Glitchy Technology? Temporarily Go “Old School.”

Garmin Watch Katie Pic.JPG

Imagine this…after a long day at work, you muster up the willpower, throw on your running garb, squeeze your feet into your bike shoes or yank on your swimsuit for a workout. Against every fiber of your being, you pull energy from seemingly nowhere and step outside, hop on the trainer, or jump in the water. You turn on your training device and wah wah wah, it stops working! You don’t receive heart rate, pace, cadence, power…whatever it is that you want or NEED to track. 

We’ve become evermore reliant on technology to provide us with helpful data. Coaches prescribe, tailor and assess workouts based on a number of parameters such as cadence, pace, power, and heart rate. As athletes we rely on this information to meet goals during the workout, but the completed workout also becomes part of our log. We even tease each other, “if your device didn’t record it, it didn’t happen.”

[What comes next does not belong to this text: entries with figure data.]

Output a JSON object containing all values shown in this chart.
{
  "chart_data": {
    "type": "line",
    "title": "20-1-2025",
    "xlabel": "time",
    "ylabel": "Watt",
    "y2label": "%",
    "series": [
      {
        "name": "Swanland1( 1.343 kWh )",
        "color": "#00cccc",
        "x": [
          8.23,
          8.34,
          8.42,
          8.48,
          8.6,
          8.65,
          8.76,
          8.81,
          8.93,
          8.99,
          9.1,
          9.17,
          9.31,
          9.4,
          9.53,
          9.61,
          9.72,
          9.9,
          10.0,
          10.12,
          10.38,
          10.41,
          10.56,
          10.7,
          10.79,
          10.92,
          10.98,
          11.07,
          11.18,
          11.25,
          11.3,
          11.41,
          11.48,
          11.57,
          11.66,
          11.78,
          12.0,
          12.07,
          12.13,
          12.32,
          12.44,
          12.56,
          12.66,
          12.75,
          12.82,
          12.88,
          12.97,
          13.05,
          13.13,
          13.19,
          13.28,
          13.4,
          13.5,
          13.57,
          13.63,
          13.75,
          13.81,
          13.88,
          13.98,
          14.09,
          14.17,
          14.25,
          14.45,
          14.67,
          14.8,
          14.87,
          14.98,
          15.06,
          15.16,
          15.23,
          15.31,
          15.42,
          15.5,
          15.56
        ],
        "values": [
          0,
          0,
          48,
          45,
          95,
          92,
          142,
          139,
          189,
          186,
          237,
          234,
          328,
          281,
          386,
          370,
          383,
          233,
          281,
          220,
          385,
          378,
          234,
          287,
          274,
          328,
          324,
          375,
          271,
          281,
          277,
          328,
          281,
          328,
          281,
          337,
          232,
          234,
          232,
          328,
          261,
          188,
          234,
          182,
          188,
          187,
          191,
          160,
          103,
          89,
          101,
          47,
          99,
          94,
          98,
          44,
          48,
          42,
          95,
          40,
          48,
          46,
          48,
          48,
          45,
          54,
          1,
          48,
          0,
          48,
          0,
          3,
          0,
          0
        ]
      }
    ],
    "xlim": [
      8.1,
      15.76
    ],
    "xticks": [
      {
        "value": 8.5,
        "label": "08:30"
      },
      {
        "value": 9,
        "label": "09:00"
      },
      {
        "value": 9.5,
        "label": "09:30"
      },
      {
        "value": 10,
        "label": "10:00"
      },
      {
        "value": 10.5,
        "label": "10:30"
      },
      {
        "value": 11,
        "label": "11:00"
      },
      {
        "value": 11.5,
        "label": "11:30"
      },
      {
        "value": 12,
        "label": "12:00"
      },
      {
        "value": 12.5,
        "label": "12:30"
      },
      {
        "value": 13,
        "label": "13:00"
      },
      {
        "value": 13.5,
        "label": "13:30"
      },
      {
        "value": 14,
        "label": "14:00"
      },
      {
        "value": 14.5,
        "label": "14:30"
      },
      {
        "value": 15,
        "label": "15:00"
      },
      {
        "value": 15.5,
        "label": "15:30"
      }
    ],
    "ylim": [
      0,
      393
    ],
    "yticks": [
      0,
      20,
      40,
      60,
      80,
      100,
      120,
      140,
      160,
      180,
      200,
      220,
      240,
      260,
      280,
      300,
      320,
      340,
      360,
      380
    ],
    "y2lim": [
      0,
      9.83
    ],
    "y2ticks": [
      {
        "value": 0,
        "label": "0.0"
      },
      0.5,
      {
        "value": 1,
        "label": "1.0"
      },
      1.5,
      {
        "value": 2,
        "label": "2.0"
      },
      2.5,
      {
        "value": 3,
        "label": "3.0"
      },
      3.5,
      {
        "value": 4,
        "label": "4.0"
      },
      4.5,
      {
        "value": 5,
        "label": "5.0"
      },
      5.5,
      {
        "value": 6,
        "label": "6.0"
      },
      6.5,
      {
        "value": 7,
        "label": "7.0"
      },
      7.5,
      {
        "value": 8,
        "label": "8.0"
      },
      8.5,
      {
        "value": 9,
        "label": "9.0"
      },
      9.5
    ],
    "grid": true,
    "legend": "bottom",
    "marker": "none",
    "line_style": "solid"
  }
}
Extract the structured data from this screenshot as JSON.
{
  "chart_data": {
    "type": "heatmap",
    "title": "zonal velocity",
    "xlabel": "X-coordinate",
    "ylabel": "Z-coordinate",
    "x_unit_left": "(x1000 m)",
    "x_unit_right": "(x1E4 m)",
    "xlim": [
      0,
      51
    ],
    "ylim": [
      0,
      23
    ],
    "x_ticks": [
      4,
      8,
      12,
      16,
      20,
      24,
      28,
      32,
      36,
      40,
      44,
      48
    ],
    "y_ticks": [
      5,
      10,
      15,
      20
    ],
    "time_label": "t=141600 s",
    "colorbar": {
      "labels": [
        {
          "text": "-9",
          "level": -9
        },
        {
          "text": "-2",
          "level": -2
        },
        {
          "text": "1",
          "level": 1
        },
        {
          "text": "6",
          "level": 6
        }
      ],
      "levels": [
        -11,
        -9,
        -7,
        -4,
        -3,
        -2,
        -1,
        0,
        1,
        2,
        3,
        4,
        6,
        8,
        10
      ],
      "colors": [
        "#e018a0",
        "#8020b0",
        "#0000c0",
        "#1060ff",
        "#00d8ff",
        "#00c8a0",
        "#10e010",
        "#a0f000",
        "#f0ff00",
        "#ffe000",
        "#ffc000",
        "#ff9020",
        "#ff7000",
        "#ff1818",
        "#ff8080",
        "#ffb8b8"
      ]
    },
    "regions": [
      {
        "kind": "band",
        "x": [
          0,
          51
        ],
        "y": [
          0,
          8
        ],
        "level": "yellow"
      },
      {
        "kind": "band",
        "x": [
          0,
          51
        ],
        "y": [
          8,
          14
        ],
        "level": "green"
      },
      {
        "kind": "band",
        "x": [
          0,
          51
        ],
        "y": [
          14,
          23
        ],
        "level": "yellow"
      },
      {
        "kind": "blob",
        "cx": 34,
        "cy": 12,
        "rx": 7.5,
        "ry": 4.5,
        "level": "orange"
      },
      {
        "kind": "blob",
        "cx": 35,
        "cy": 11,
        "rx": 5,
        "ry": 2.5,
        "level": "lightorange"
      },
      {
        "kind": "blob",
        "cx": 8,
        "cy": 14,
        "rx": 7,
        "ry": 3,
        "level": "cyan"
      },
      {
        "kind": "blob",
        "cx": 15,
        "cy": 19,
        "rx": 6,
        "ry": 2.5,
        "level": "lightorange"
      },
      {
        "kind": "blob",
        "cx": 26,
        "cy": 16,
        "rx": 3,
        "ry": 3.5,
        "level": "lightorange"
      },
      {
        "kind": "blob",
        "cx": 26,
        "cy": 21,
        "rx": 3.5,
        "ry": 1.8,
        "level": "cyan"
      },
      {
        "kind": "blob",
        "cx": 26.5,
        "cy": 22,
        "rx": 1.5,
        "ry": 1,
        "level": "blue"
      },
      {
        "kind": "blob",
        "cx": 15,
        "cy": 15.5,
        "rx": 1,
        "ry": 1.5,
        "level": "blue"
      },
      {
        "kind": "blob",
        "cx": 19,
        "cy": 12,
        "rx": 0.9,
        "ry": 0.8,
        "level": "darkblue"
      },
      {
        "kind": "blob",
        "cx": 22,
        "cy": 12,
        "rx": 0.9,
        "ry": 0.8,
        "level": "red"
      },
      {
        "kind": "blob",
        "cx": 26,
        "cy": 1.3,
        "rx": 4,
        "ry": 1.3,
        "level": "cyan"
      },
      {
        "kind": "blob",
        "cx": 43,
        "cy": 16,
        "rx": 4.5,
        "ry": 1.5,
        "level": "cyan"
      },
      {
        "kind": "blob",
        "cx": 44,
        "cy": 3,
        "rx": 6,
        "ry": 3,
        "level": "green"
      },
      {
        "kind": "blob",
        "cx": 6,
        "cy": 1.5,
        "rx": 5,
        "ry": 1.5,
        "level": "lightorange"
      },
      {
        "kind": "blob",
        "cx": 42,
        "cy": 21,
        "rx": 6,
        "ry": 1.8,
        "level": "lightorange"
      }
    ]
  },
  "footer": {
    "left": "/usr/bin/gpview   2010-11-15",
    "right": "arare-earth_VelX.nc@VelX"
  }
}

So what to do when our training device fails? It inevitably does, whether it’s a connectivity problem, a battery problem or even worse a software programming issue! Should we take a hammer to the device and pulverize it? Oh, I’ve recently spent several trainer rides envisioning that option when my device kept failing. Thankfully, I didn’t follow through with my grand plans for a temporarily gratifying solution. Several chats with helpful and knowledgeable tech support and a software update later; it’s working and I’m back on track.

When technology fails, what can an athlete do besides exclaim obscenities? Use it as an excuse to bail altogether? My advice is to just press on. Not the “ON” button - maybe pressing OFF would be good actually. What I mean is, just keep going.

Don’t give up. Instead, go “old school.” In the not too distant past we trained with nothing more than a stop watch. In the pool, we used a poolside timer. For heart rate, we stopped and counted beats per second. We didn’t have power output on our road bikes, unless we were in a research lab. 

Use what you have on hand like your phone’s stopwatch (another piece of tech that is hopefully charged and working), and your brain. Do the math to determine your splits. Take your pulse at your wrist: count the beats for 15 seconds and multiply by 4 to get your beats per minute. 

Most importantly, listen to your body. It will tell you what to do. How do you feel? What is your rate of perceived exertion (RPE)? Are you supposed to be pushing your threshold? If so, go for a “feels like” hard difficulty level.  Be flexible, and know it’s not just ONE workout that makes or breaks your training. It’s consistency and effort that lead to success. So allow yourself a moment of frustration when things don’t work as planned, and then let it go, press on and go “old school.” Soon you will get your device working and will have that precious data  back. Even though you may end up without any technological proof of your workout, you know you did it and so does your body, and that’s really all that matters.